Anche in questo caso indiscussa protagonista è Mirandolina, traccia archetipa di un personaggio che di mestiere però non fa più l'ostessa. Ora gestisce un lido di terza classe, frequentato da pochi uomini, le cui esistenze ruotano attorno al suo volere. Come nell'originale, la protagonista interpretata da Elena Cotugno esalta le doti di intelligenza, astuzia e spigliatezza tutta femminile, che esibisce con ammaliante e disinvolta ironia e crudeltà. In primo piano non più il conflitto tra classi sociali – come nell'originale - ma una serrata schermaglia tra sessi, incentrata nella volontà di rivalsa della donna sul misogino ospite interpretato da Giampiero Borgia. Una conflittualità di narcisismi ed egocentrismi si impadronisce della scena, che ruota attorno a sentimenti che celano manovre di interesse, dove l'amore non è altro che un gioco di contrasti tra uomo e donna. Si innesca così un gioco visibile di scene in grado di moltiplicare i cinque personaggi che con le loro storie e i loro caratteri si avvicendano sulla scena contendendosi il palcoscenico. Ognuno ha una propria autonomia e una propria cifra stilistica e contribuisce allo sviluppo della scena comica.
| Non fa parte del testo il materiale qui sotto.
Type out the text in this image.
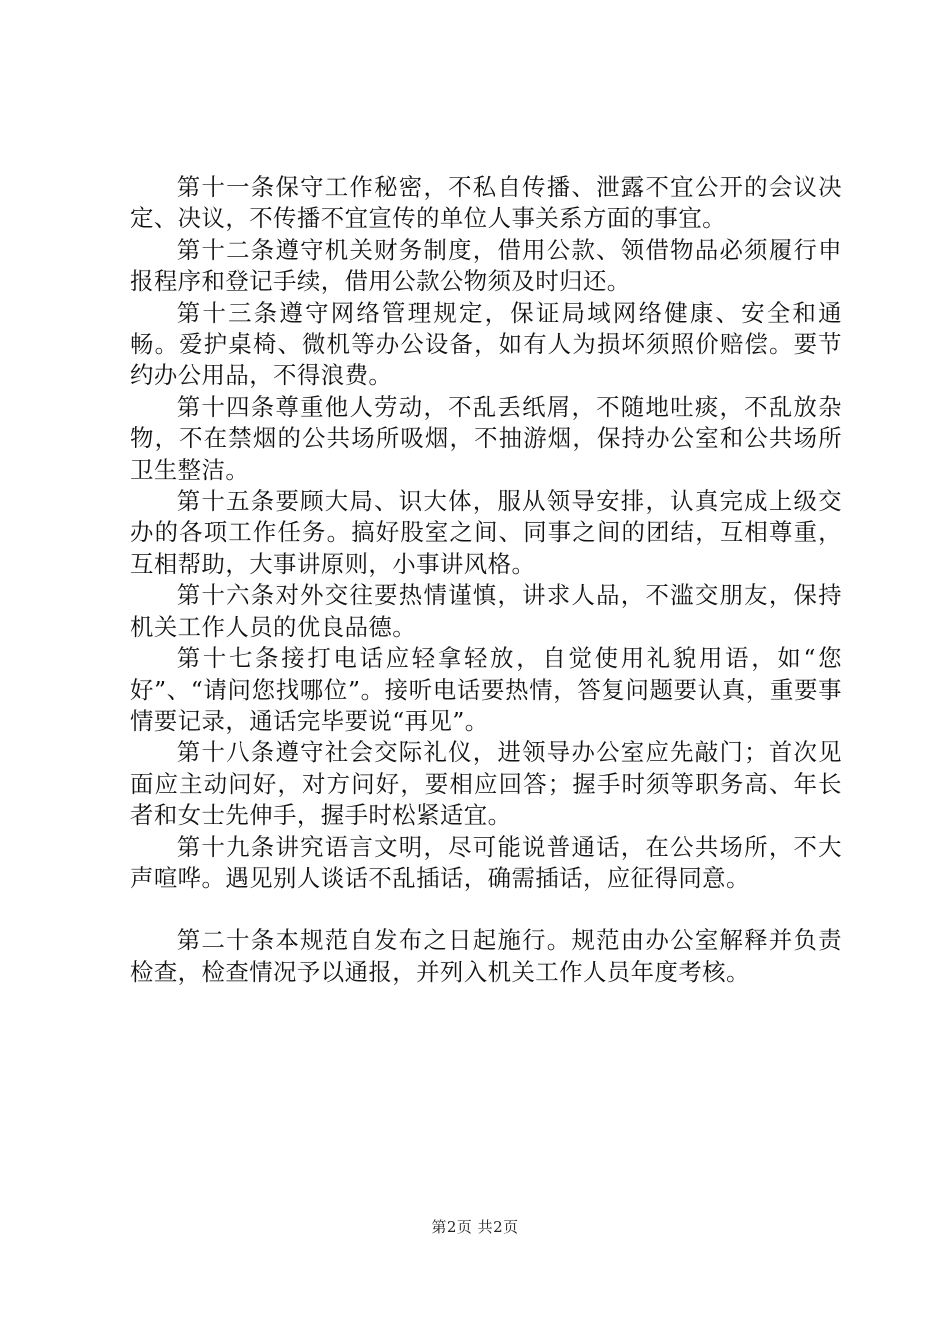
第十一条保守工作秘密，不私自传播、泄露不宜公开的会议决定、决议，不传播不宜宣传的单位人事关系方面的事宜。

第十二条遵守机关财务制度，借用公款、领借物品必须履行申报程序和登记手续，借用公款公物须及时归还。

第十三条遵守网络管理规定，保证局域网络健康、安全和通畅。爱护桌椅、微机等办公设备，如有人为损坏须照价赔偿。要节约办公用品，不得浪费。

第十四条尊重他人劳动，不乱丢纸屑，不随地吐痰，不乱放杂物，不在禁烟的公共场所吸烟，不抽游烟，保持办公室和公共场所卫生整洁。

第十五条要顾大局、识大体，服从领导安排，认真完成上级交办的各项工作任务。搞好股室之间、同事之间的团结，互相尊重，互相帮助，大事讲原则，小事讲风格。

第十六条对外交往要热情谨慎，讲求人品，不滥交朋友，保持机关工作人员的优良品德。

第十七条接打电话应轻拿轻放，自觉使用礼貌用语，如“您好”、“请问您找哪位”。接听电话要热情，答复问题要认真，重要事情要记录，通话完毕要说“再见”。

第十八条遵守社会交际礼仪，进领导办公室应先敲门；首次见面应主动问好，对方问好，要相应回答；握手时须等职务高、年长者和女士先伸手，握手时松紧适宜。

第十九条讲究语言文明，尽可能说普通话，在公共场所，不大声喧哗。遇见别人谈话不乱插话，确需插话，应征得同意。

第二十条本规范自发布之日起施行。规范由办公室解释并负责检查，检查情况予以通报，并列入机关工作人员年度考核。

第2页 共2页
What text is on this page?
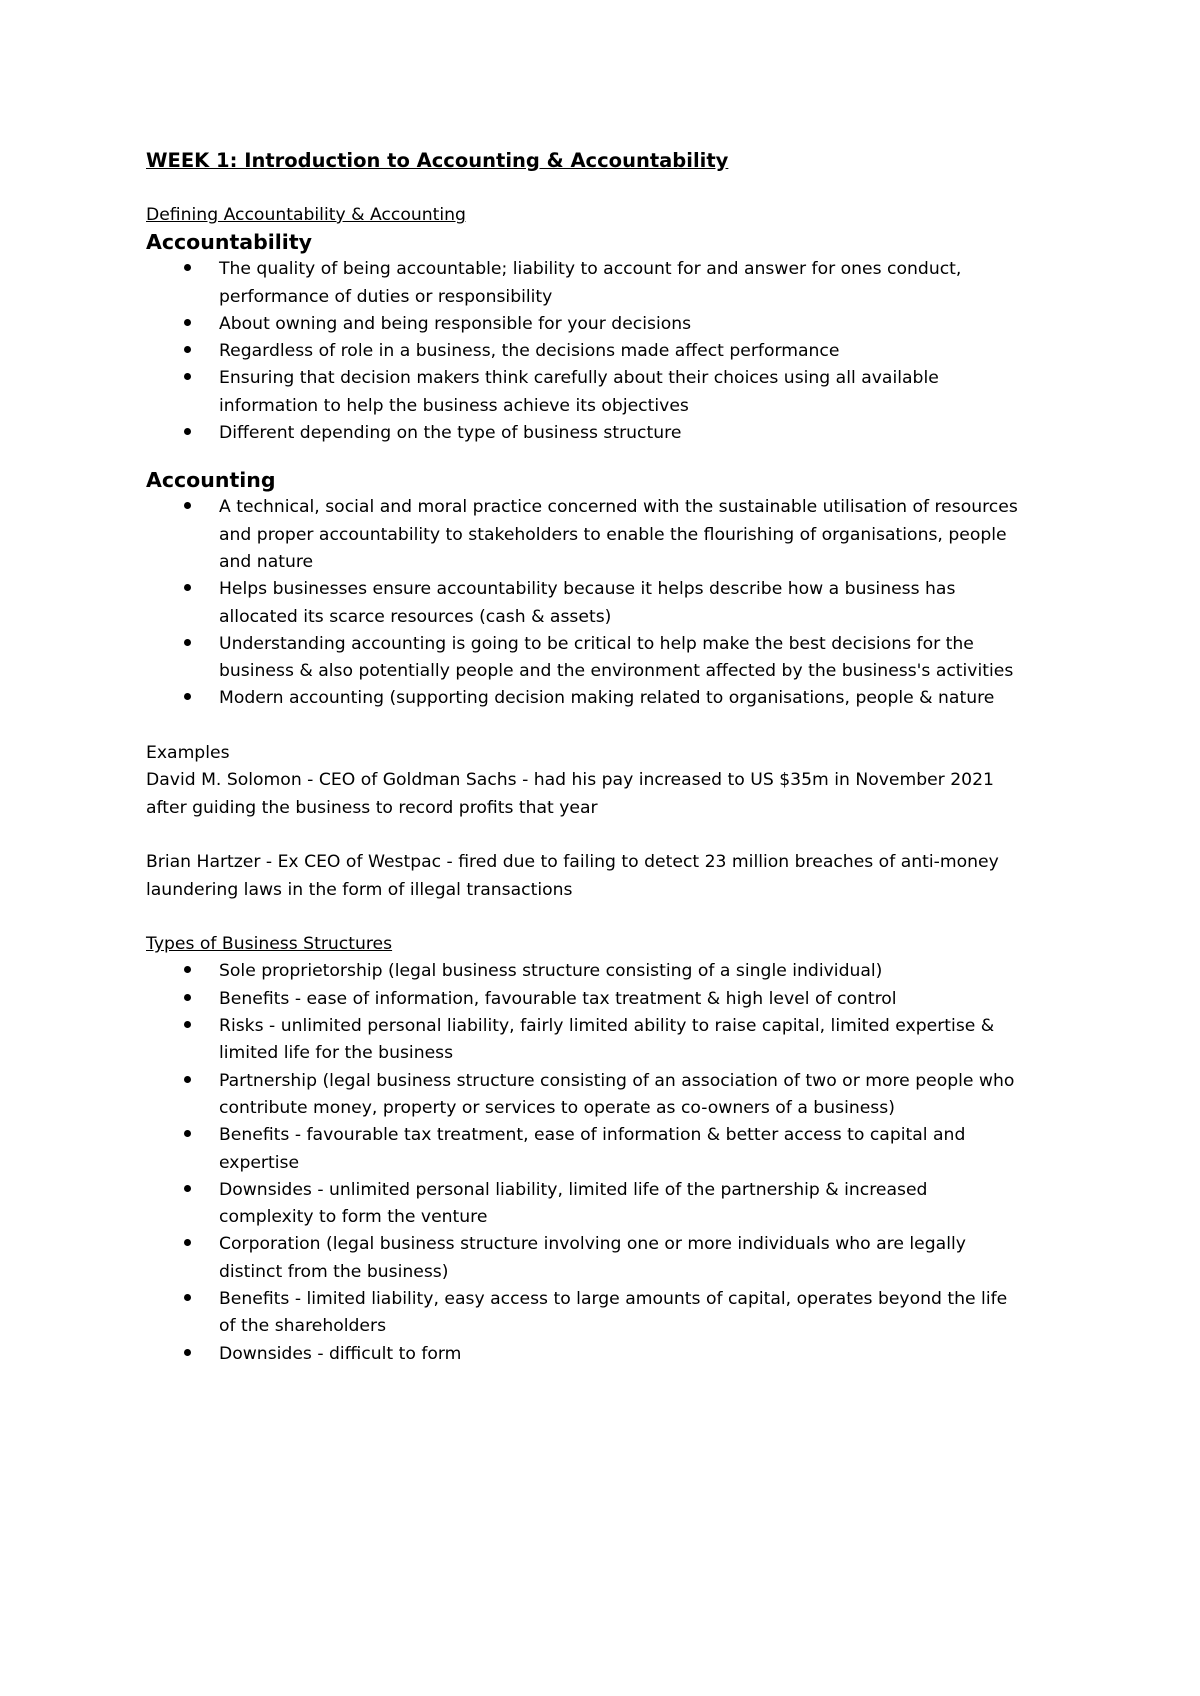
WEEK 1: Introduction to Accounting & Accountability
Defining Accountability & Accounting
Accountability
The quality of being accountable; liability to account for and answer for ones conduct,
performance of duties or responsibility
About owning and being responsible for your decisions
Regardless of role in a business, the decisions made affect performance
Ensuring that decision makers think carefully about their choices using all available
information to help the business achieve its objectives
Different depending on the type of business structure
Accounting
A technical, social and moral practice concerned with the sustainable utilisation of resources
and proper accountability to stakeholders to enable the flourishing of organisations, people
and nature
Helps businesses ensure accountability because it helps describe how a business has
allocated its scarce resources (cash & assets)
Understanding accounting is going to be critical to help make the best decisions for the
business & also potentially people and the environment affected by the business's activities
Modern accounting (supporting decision making related to organisations, people & nature
Examples
David M. Solomon - CEO of Goldman Sachs - had his pay increased to US $35m in November 2021
after guiding the business to record profits that year
Brian Hartzer - Ex CEO of Westpac - fired due to failing to detect 23 million breaches of anti-money
laundering laws in the form of illegal transactions
Types of Business Structures
Sole proprietorship (legal business structure consisting of a single individual)
Benefits - ease of information, favourable tax treatment & high level of control
Risks - unlimited personal liability, fairly limited ability to raise capital, limited expertise &
limited life for the business
Partnership (legal business structure consisting of an association of two or more people who
contribute money, property or services to operate as co-owners of a business)
Benefits - favourable tax treatment, ease of information & better access to capital and
expertise
Downsides - unlimited personal liability, limited life of the partnership & increased
complexity to form the venture
Corporation (legal business structure involving one or more individuals who are legally
distinct from the business)
Benefits - limited liability, easy access to large amounts of capital, operates beyond the life
of the shareholders
Downsides - difficult to form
Lo spettacolo - diviso in due atti - ha il pregio di coniugare critica e narrazione, riscrivendo un classico del teatro italiano e rivelandone la grande modernità e dinamicità. Sembra sforzarsi di trovare le parole giuste, la chiave di volta per erigersi a portavoce dell'eterna schermaglia amorosa tra uomo e donna regalando qualche sorriso anche ai moralisti più intransigenti, che di certo avrebbero evitato qualche scelta di regia, come il nudo, seppur di spalle, dell'attore co-protagonista. Però proprio nelle dinamiche di esistenze marginali e dei molteplici risvolti dell' umano, la Locandiera rivela il meglio di sé, mostrando come nessun dettaglio – dal testo, alle musiche, ai costumi, alla scenografia – è pressapochistico o lasciato al caso. Lo spettacolo fumante di vita, crea un dialogo di rispondenze su di un rapporto che non è né pacifico né armonico ma che rivela diversi modi d'amare e le distinte possibilità dell'amore. La donna qui si fa epicentro di ogni tormento e godimento e nel finale giunge ad una scelta come da copione che lascia spazio all'immaginazione. Sarà stata quella giusta?